Never have so many worked so hard to reward so few.

Many of us are uncomfortable with the behaviors of our forbears. Slavery is a recent and obvious example that has resulted in question-marks of many statues erected with pride only a short while ago and one, in particular, being cast into the harbor in Bristol. Perhaps we would be better spending more time considering what we now believe to be socially acceptable but in generations to come will look questionable or even immoral.

For most of us, there are few positives to be taken from the Covid pandemic. Could it be that one of the few is that we have the opportunity to look at the way our society is structured and consider if it could be better? Many of the key workers who we clapped our hands for on a Thursday evening are among the lowest paid in the country. Social justice and inequality are brought to all our minds by the efforts of Marcus Rashford and others.

This morning I read on the BBC website that the CEOs of FTSE100 companies earn as much as the average annual salary within 3 days. Note average not minimum wage.

Daniel Pryor from the Adam Smith Institute said “good management is more important than ever”. I find it interesting that he equates high salaries with good management. I wonder how many people would agree with that sentiment?

He also says that top talent is needed. Undoubtedly but is it the right sort of talent when they think it is fair and reasonable to be paid roughly 120 times the national average? Note again average not lowest.

Would I as a worker, within that corporate body, feel better motivated if I felt that rewards were more fairly distributed? Alternatively, what would I feel if I found out the CEO was earning that much more than me? It’s time to look for a different company may be the obvious answer.
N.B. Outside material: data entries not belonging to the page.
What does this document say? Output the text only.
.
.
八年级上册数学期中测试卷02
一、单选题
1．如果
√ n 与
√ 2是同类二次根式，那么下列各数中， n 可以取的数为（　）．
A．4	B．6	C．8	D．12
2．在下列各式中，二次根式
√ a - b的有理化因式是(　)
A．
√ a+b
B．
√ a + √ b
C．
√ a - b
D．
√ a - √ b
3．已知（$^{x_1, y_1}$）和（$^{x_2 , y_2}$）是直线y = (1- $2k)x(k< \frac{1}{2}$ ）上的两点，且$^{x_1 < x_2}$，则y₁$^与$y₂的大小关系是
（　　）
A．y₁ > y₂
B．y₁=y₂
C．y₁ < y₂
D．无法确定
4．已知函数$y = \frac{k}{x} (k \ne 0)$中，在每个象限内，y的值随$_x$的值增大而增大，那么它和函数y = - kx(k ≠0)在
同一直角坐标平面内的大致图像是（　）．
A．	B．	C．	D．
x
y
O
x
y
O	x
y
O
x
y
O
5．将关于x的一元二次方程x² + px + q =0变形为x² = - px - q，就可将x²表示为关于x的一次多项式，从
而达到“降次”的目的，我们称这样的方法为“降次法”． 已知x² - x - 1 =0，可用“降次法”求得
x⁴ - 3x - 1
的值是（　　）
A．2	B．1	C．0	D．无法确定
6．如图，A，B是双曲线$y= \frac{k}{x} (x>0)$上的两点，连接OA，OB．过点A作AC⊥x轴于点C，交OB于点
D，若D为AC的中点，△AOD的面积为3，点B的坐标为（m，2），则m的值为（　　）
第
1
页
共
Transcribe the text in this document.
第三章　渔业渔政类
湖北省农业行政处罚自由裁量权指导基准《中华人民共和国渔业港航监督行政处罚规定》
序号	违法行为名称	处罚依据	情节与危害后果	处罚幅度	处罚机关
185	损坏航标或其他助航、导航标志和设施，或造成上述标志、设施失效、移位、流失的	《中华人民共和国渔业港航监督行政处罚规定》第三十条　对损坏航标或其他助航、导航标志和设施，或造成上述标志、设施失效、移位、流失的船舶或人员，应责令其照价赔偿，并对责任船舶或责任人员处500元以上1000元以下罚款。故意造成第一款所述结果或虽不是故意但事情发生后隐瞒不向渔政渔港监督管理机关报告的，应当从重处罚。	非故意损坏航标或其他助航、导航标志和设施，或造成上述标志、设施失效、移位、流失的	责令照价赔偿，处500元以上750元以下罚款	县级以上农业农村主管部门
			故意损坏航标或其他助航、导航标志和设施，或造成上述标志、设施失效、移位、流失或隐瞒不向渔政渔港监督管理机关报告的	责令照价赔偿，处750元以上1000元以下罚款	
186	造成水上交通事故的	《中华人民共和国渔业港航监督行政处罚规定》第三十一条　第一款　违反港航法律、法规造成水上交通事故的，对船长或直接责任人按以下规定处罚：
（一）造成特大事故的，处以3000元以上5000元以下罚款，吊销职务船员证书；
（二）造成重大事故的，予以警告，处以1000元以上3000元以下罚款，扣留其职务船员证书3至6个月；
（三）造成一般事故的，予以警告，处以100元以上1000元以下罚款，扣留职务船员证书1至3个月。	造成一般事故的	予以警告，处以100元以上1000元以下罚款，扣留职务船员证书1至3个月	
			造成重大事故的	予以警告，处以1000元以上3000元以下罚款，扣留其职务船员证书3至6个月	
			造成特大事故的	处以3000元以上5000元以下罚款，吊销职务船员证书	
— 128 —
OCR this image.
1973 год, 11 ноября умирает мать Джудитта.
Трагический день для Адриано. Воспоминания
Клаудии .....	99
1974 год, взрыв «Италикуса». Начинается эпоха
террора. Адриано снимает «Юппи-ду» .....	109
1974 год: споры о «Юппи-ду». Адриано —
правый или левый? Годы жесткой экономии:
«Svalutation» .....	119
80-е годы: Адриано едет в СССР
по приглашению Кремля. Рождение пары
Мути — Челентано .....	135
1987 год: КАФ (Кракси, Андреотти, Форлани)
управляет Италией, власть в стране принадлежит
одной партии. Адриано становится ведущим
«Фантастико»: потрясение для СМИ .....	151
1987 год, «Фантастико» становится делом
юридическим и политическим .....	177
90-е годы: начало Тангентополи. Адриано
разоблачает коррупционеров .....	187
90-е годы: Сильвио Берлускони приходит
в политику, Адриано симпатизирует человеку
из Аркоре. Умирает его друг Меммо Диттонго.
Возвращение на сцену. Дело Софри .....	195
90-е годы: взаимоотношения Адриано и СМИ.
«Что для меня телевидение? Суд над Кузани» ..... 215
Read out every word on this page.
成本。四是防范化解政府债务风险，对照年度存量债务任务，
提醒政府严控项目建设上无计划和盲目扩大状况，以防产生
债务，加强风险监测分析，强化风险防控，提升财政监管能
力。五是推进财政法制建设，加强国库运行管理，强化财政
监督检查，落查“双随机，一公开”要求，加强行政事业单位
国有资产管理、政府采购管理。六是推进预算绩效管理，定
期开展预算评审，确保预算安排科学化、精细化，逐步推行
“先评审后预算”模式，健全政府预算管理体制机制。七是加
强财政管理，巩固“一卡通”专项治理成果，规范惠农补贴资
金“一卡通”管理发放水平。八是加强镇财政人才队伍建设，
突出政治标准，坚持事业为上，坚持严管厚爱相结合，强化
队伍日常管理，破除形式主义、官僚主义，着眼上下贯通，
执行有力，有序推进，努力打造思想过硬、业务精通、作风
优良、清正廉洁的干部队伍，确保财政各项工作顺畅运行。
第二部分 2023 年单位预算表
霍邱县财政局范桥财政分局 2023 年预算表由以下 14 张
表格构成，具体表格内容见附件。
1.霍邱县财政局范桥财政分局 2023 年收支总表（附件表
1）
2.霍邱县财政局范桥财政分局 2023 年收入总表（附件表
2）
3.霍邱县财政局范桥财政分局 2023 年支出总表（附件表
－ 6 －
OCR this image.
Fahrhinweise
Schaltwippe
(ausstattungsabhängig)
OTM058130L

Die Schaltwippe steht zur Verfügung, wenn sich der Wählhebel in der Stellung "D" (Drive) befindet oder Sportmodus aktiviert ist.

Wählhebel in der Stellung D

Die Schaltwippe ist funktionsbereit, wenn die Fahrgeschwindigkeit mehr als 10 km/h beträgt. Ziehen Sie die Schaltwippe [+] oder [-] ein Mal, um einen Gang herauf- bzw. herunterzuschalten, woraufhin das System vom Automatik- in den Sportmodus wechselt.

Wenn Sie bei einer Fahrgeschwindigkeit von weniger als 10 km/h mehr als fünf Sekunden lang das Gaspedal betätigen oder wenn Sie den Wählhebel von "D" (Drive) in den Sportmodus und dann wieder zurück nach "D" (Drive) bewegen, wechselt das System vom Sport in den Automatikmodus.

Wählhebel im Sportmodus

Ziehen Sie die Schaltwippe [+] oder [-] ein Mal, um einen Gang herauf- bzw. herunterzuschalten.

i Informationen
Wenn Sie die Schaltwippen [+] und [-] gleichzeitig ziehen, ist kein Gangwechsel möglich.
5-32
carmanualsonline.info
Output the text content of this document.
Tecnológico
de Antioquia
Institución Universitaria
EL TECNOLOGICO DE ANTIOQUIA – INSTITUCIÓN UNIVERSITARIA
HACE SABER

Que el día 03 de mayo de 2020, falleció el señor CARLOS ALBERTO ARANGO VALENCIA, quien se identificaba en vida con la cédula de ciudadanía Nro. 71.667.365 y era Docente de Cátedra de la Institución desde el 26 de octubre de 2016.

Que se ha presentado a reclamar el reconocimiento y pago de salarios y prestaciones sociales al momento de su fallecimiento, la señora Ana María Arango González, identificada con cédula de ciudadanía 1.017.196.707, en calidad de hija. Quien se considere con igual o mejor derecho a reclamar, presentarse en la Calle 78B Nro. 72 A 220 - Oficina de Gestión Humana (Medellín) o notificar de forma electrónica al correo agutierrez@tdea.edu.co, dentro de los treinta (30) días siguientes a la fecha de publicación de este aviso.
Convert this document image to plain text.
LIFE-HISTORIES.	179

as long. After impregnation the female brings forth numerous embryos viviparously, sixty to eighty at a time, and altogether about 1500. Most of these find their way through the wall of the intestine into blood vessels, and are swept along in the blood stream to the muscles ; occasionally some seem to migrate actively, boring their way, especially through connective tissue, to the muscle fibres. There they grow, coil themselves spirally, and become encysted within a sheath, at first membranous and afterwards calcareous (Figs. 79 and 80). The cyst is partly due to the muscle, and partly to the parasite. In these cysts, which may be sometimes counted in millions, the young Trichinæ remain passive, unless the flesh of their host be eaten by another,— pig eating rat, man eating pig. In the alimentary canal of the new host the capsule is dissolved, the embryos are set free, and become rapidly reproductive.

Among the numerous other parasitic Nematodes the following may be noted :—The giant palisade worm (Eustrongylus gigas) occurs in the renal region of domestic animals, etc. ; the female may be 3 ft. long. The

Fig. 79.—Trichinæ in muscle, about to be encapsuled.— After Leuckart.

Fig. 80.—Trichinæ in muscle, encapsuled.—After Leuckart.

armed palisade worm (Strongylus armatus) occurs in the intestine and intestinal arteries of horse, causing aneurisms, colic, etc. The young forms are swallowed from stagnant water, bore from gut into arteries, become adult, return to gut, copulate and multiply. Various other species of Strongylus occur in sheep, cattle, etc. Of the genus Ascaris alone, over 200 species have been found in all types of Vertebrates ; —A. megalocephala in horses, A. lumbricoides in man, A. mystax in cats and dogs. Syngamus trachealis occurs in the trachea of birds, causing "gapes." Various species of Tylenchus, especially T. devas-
It would also be interesting to note what the average lifespan is of a FTSE 100 company where the CEO’s are so lavishly paid? Could it be that they are more interested in themselves or the highest bidder rather than the customer or the workforce?

Critics also said that such analysis fuels the politics of envy. Is that really so or would it be better to look at it as fuelling the politics of fairness?

Of course, they may say there is a lot of stress that goes with the role of a CEO. Increasingly though it is recognized that a CEO on a high salary and with the comfort of knowing that departure will mean a good pay off may be less stressed than the shop floor worker on a month’s notice. Added to which they have the autonomy that most of us can only dream of.

The success of a leader of a large business is surely dependent on everybody within the organization not just the man at the helm.

This is not meant to be political and of course, there is no easy answer. Of course there need to be differentials, of course, there need to be motivating rewards but has it gone too far? Are we ever though going to get a better opportunity to look at the way our society is structured for the benefit of us all not just the few.

According to the article in the early 1980’s it is estimated that a CEO earned roughly 20 times that of the average worker. Looked at another way never have so many worked so hard to reward so few. 


Who am I? A chap living in Nottingham, United Kingdom who perhaps has a much higher level of enthusiasm than ability leading to an interest in many things but mastery of none. A father of three no longer dependent children, or so they tell me, and husband to a one-time nurse who now works with me (or rather I work for). I attempt to take photographs and occasionally fluke half decent shots though thank goodness I no longer have to buy film. I endeavour to practice karate but with advancing years spend more time instructing them participating but actively participate in the more gentle tai chi. Professionally I have spent the last twenty years in recruitment – not always the most highly regarded ‘industry’. For my part I take great pleasure in helping companies to find the right people and a lot of satisfaction out of seeing them thrive and succeed. More recently I have spent a lot of time helping people who have, or fear they may, lose their jobs. For many putting a CV together is so difficult and then finding opportuniteis can be a major challenge. Interviews can be a different problem altogether but with a little help most people can perform a lot better than they otherwise would.